Shit, another year gone! That really freaks me out. Anyway, you know what that means, kids — yep, time for the annual year-end Undie Awards! The following are some local truths that became apparent to me over the course of the 300 or so concerts I attended this year. Drum roll, please …
The 2009 Undies
Best new local band(s): 1991, Bananafish, Cotton Candy Cookies and Cream and Dr. Moonstien
Call it an indecisive cop-out to have a four-way tie if you want, but a surplus of dope new acts too good to leave unrecognized is a dilemma I'll take happily any day. You can also consider this category "bands to watch next year."
Local album of the year: No More Heroes, Solillaquists of Sound
This ambitious and extraordinarily multidimensional sophomore album by Orlando's first family of hip-hop is a triumph of concept, both musically and graphically. Both the sound and the art are big, vibrant, exciting and contemporary. Now that they've thrown the doors wide open with this one, who knows where they'll go on their next and trilogy-concluding album.
Most constructive scene development: Greater grass-roots cooperation
The two events that embodied this most notably in 2009 are the Orange You Glad and Anti-Pop music festivals. Collaboration in the music community happens every year, but not always with such depth, focus and scale. Working together in any form is a good thing. When it's measurably productive, great things happen.
Promoter of the year: John Youngman
As the city's most powerful indie booker, Foundation Presents is always a scene-shaping force, as are the more cutting-edge bookings of Parafora Music. But the seasoned Youngman earns the 2009 honor for a couple of reasons. First, after taking the reins as head talent buyer for Firestone Live earlier this year, he's brought large, high-quality concerts back downtown on a more regular basis than we've seen in ages (Animal Collective, Atmosphere, Gogol Bordello, Cut Copy, Hank III and others). His promotional power was instrumental in Firestone's committed and so-far-successful leap this year from dance club to live venue. The second reason he takes the category is the effective way he turned the challenge of hosting the Anti-Pop Music Festival during economically difficult times into a more local-minded effort.
Best venue repurposing: Garage Days at the Social
Chris Rae's Monday-night backroom punk concert series started out as a way to fill the concert doldrums of summer, but wound up creating a great underground gathering spot that inventively utilized the venerable nightclub to provide a raw, up-close live music experience. A close second is the Shak Nasti CD release party that turned the Enzian Theater into a surprisingly convincing live music venue.
Best social collision: Hardcore shows at Hoops Tavern
There's a decent tradition of fringe factions of the city's underground seeking offbeat and unlikely places to hang and just be themselves. These shows at Hoops are the latest and greatest.

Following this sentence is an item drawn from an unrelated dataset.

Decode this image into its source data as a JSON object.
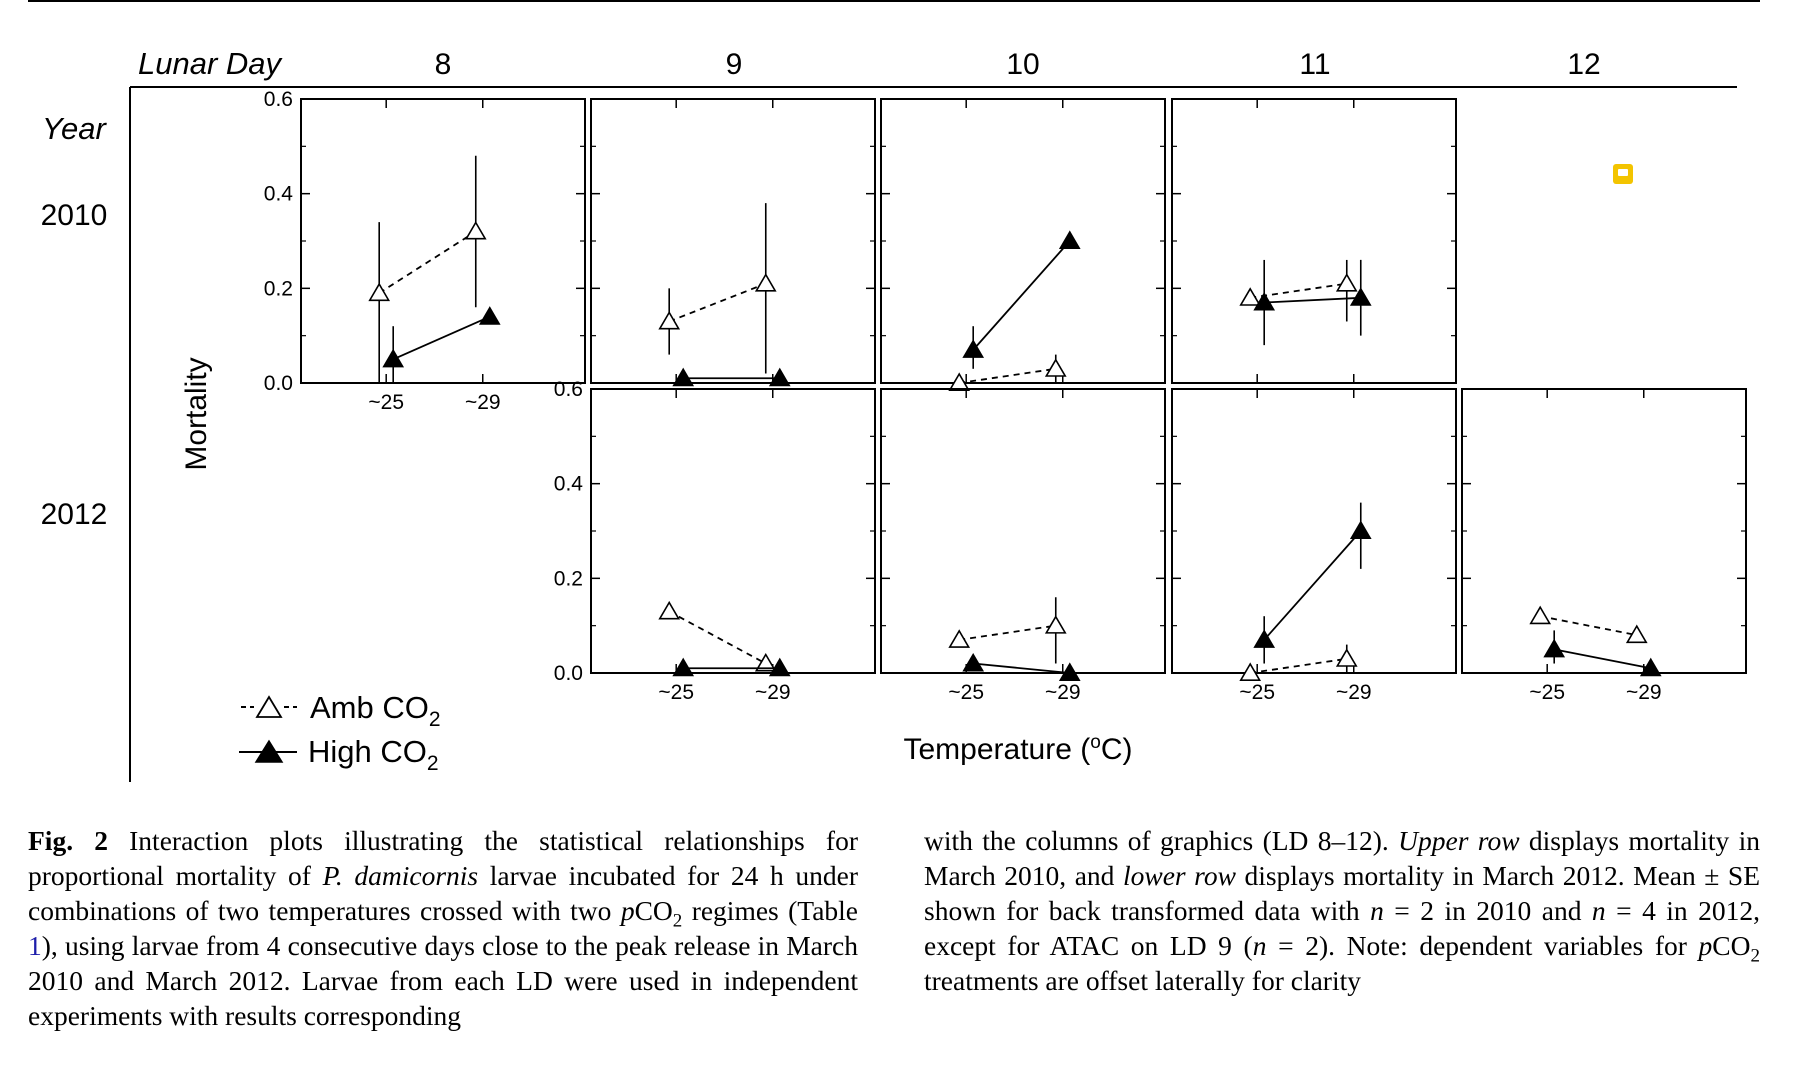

There's a conspicuous lack of traditional promotion, so you'll have to ask the nearest crust-punk for the DL, or just follow your nose.
Most welcome comeback: DaVinci
Formerly Caffe da Vinci, this beloved DeLand institution is thankfully back in business. It has yet to regain its former momentum in terms of shows, but here's hoping that one of the most enchanting spots in the state to be, drink and listen is on its way.
Best impersonation of Visage: Firestone Live
Other clubs, like Independent Bar and Cairo, have tried to revive the golden-era alternative vibe of pioneering nightclub Visage with knowledgeable DJs, but by getting the buzz bands of that time to actually perform in person, Firestone Live has strangely re-created Visage's scene-defining live venue component. Nitzer Ebb, KMFDM, Skinny Puppy, Revolting Cocks — it's like 1989 all over again!
Worst act: Ricky Diamond
I know I'm in for another lengthy, irrational and insulting blast of cyber-stalking from the guy, but I gots to call it like I sees it. Frankly, he'd be a hundred times better if he embraced the outrageous silliness of his dance-pop schtick with some honesty and a sense of humor. But from his prima donna bitchiness, the likes of which tops anything I've personally been bombarded with, you'd think he was conducting the fucking symphony orchestra or something. Amazing.